# Wachusett: Wednesday Night, December 6th



## Zand (Nov 29, 2006)

*CANCELLED: Wachusett: Wednesday Night, December 6th*

With the impending cold weather and possible snowstorm Monday, things are looking good for opening day being on or before Wednesday. Here's the rollcall thread for next Wednesday night. We can discuss a meeting spot, time, etc. At this time, I'd like to put in an idea for having the meeting at 6 PM at the little hut next to the base of the Polar Express. That actually works as a good meeting spot for anytime of the year if it works out for us so we'll keep this in mind for future meetings.

Meet is cancelled due to lack of participation for Friday. We can unofficially meet at 6 PM at the hut, but looks like very few people are in.


----------



## awf170 (Nov 29, 2006)

I'll be in.  Also, I'll be there at 4 pm.  I'll be pretty easy to spot.  Just look for a bright blue jacket, and fritschi freerides bindings, I highly doubt that anyone else there will have a pair.

Here is a picture of me: (notice the mad air. atleast 8 inches, possibly 10)







http://www.thesnowway.com/ski/2007/20061105stowe/20061105stowe07.jpg


----------



## Mark_151 (Nov 29, 2006)

If it's open, I'll be there. I'll be on tele skis with a black helmet and blue fleece or plum Goretex, depending on weather.


----------



## thetrailboss (Nov 29, 2006)

Don't jinx things now.....  :wink:




Oh wait, Greg isn't going.  :lol:


----------



## bassist286 (Nov 29, 2006)

6 is good, although i dono if it will be open, but i'll pray. although the little hut thingy eludes me, where is that again?


----------



## Zand (Nov 29, 2006)

It's right next to the base of the Polar Express, you ski right by it everytime you get in line. You can't miss it. 
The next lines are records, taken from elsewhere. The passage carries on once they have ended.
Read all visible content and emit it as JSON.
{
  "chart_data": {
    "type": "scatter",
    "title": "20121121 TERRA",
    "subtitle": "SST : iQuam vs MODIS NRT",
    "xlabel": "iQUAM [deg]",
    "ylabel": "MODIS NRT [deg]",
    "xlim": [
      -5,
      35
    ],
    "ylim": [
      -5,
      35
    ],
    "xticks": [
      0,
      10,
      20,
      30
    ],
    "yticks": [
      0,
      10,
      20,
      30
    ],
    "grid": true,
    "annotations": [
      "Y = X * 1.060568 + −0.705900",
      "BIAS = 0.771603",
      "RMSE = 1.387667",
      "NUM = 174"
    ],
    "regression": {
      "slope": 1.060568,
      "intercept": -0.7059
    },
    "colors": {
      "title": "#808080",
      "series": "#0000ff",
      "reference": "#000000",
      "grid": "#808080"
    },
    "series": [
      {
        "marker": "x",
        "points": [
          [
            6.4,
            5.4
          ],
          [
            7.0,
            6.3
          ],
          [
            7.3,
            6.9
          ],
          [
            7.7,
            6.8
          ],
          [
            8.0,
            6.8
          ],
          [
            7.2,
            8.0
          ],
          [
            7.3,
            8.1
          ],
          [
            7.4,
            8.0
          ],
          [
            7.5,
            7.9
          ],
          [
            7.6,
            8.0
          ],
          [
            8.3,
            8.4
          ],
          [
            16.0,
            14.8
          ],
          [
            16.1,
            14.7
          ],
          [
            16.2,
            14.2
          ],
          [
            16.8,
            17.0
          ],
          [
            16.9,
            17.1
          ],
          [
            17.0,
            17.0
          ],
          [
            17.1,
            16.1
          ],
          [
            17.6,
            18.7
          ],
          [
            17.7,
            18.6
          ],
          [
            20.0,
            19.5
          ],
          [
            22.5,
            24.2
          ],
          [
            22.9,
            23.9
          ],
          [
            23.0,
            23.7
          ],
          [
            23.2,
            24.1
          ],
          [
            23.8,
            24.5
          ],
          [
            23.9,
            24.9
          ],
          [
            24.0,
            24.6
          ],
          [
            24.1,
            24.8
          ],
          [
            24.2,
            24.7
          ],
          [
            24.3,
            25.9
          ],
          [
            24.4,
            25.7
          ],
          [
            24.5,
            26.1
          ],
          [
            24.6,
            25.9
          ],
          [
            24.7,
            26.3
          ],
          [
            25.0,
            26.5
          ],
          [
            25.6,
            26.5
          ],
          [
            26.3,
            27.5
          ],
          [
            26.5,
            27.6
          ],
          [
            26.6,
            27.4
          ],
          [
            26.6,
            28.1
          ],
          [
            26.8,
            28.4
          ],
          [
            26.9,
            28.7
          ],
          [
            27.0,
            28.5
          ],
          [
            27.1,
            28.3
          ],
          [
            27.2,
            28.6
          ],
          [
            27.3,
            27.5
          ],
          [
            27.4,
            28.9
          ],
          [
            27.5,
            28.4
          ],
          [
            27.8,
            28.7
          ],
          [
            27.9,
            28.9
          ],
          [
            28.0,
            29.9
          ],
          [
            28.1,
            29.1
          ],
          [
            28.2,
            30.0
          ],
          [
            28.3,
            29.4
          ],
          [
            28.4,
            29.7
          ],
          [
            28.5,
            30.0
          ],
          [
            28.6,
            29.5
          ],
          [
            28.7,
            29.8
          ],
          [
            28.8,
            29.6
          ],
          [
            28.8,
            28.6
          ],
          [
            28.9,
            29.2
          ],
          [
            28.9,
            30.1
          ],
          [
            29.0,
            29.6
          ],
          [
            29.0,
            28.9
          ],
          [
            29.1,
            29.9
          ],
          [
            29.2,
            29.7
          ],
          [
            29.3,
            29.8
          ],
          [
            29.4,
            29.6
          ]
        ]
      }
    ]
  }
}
But, I don't see why they won't be open. They should get a good 10 hours of snowmaking Saturday night, 14-16 Sunday night, a possible snowstorm Monday, another 14-16 Monday night, and maybe more than that Tuesday night. That eclipses their needed 48 hours of snowmaking.


----------



## Marc (Nov 30, 2006)

I'll be there.  I'll be there shortly after 4, hopefully skiing by 4:15.  Assuming they open.

Zand, you might want to be more specific.  At first when you said "little hut" by the base of the Polar Express, I thought you were talking about the new Waffle Haus hut.  I only knew what you meant after you said you ski by it every run.


----------



## Mark_151 (Nov 30, 2006)

Crap -- it's 7:30PM on the last day of November, and I'm sitting here typing in short sleeves and shorts, and barefoot on my screen porch. Thinking about skiing next wednesday seems a little bit crazy right now.....

and to add to the weirdness, I look to my left, through the open door into the living room, and there sits my Garmont Syner-G boots and ski pack.


----------



## Zand (Dec 1, 2006)

Wachusett has announced opening day to be Wednesday. IT'S ON!!!


----------



## Marc (Dec 1, 2006)

WTF.  I have to back out of this one too.  Have to pick up a jake at the airport in PVD.  Well, I'll be there Thursday, at any rate.


----------



## awf170 (Dec 1, 2006)

Marc said:


> WTF.  I have to back out of this one too.  Have to pick up a jake at the airport in PVD.  Well, I'll be there Thursday, at any rate.




Pfff, loser. :razz:  You should skip work thursday and go.  I'll be there from around 7 to 12am.

So who is in and where is our official meeting spot and time?


----------



## Zand (Dec 2, 2006)

Meeting spot: The hut that you ski by right before getting in line for the Polar Express (NOT the Waffle Haus, but in between the bottom of the summit trails and the lift... little tiny hut, same color as the lodge... can't miss it)

Meeting time: 6 PM... that can be adjusted though if need be.


----------



## Crock (Dec 2, 2006)

how crowded do you think it will be for opening day? I've already skied 2 days this season at Killington, so i'm not jonesing quite as much as I was in october, ie. i dont really care to share a very small amt of terrain with 1000s of people. But i'd like to get some more turns in as well...


----------



## Zand (Dec 2, 2006)

Should be empty. Wa never really gets crowds until after Christmas. December weeknights are some of the best times to ski Wa.


----------



## bassist286 (Dec 2, 2006)

they updated thir site fro state that thay are indeed aiming for opening on the 6th so as of now the meet is a go. yay. i'll have to get there a lil eary too to get my passport:grin:


----------



## Sky (Dec 3, 2006)

I'm thinking of going Wed AM on the way to work.  I'm on the road as of today...getting back Tuesday night.  Already talked to the boss about Wed AM.  Told him I'd call if was was skiing.

Thursday night is the Race League Kick-off event...so I'll be up then too.

Wed AM depends on what Wa opens up.  I'm not "in" if it's the Monadnock trails.  Anything else (probably Conifer off the summit), I'll be there for a few runs.

Marc, if you go Thursday PM...let me know.  Not sure how much time gets sucked up by the Race meeting...but Dozer and the rest of us will be there.


----------



## bassist286 (Dec 4, 2006)

well callcel that change it to friday at 9AM well maybe next week either way i'll be there friday night or saturday day.


----------



## Zand (Dec 4, 2006)

Meet Has Been Temporarily Changed To Friday At 6 Pm.


----------



## MichaelJ (Dec 4, 2006)

When I drove past Rte 140 on Rte 2 this morning it was lightly snowing. Hopefully you folks are going to have good coverage!


----------



## bassist286 (Dec 6, 2006)

wait so now friday at 6?


----------